Passwordless / Passkeys support has been added for authentication using the FIDO2 standard; this can be done on a per-user basis and must be carried out by the user. Our implementation leaves the user options open with regard to how they enrol into passwordless.
  • The feature is controlled by the user, activated only by them, through editing their user profile
  • Once activated, it will remove the password from the system
  • To Sign in, the user enters their email address, they will then be prompted to authenticate using the method created ie face scan, touch or PIN.  At present, as user can choose whether to lock their account to a specific device or use a cross-device credential, the only limiting factor is the options the device supports.

It can be turned off by using "Recover My Account" on the login page.
This will allow the user to create a password to sign in using the traditional method




Where is Windows Hello biometrics data stored?

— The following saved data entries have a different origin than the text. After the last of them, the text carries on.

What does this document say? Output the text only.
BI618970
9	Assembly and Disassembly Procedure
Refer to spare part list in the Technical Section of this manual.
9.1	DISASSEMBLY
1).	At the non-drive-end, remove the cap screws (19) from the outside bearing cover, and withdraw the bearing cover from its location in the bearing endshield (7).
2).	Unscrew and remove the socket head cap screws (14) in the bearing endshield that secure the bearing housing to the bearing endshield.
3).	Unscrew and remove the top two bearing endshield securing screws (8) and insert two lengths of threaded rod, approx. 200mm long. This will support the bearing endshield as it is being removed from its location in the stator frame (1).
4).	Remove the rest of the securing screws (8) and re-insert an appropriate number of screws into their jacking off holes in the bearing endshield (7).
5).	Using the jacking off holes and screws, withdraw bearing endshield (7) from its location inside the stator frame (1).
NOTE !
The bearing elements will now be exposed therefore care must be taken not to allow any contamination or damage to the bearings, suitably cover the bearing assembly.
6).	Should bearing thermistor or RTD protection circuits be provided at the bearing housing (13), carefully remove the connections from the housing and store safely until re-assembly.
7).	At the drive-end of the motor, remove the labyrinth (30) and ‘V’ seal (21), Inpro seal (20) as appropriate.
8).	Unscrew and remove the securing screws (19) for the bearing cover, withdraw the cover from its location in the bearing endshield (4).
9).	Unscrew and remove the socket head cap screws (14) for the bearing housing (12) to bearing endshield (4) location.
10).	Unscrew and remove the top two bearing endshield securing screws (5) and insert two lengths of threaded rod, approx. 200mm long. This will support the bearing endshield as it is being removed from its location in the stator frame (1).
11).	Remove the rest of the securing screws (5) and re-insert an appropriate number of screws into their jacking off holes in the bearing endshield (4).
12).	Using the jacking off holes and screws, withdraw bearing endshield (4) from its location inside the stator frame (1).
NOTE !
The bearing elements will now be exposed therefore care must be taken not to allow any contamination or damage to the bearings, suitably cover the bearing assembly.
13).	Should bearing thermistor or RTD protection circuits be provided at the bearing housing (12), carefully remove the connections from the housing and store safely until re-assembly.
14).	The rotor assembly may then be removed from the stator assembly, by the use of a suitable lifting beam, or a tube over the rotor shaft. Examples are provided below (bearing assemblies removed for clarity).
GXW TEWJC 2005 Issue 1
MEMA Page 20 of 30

When you enrol in Windows Hello, a representation of your face called an enrollment profile is created more information can be found on Windows Hello face authentication. This enrollment profile biometrics data is device-specific, is stored locally on the device, and does not leave the device or roam with the user. Some external fingerprint sensors store biometric data on the fingerprint module itself rather than on a Windows device. Even in this case, the biometrics data is stored locally on those modules, is device-specific, doesn't roam, never leaves the module, and is never sent to Microsoft Cloud or an external server


Who has access to Windows Hello biometrics data?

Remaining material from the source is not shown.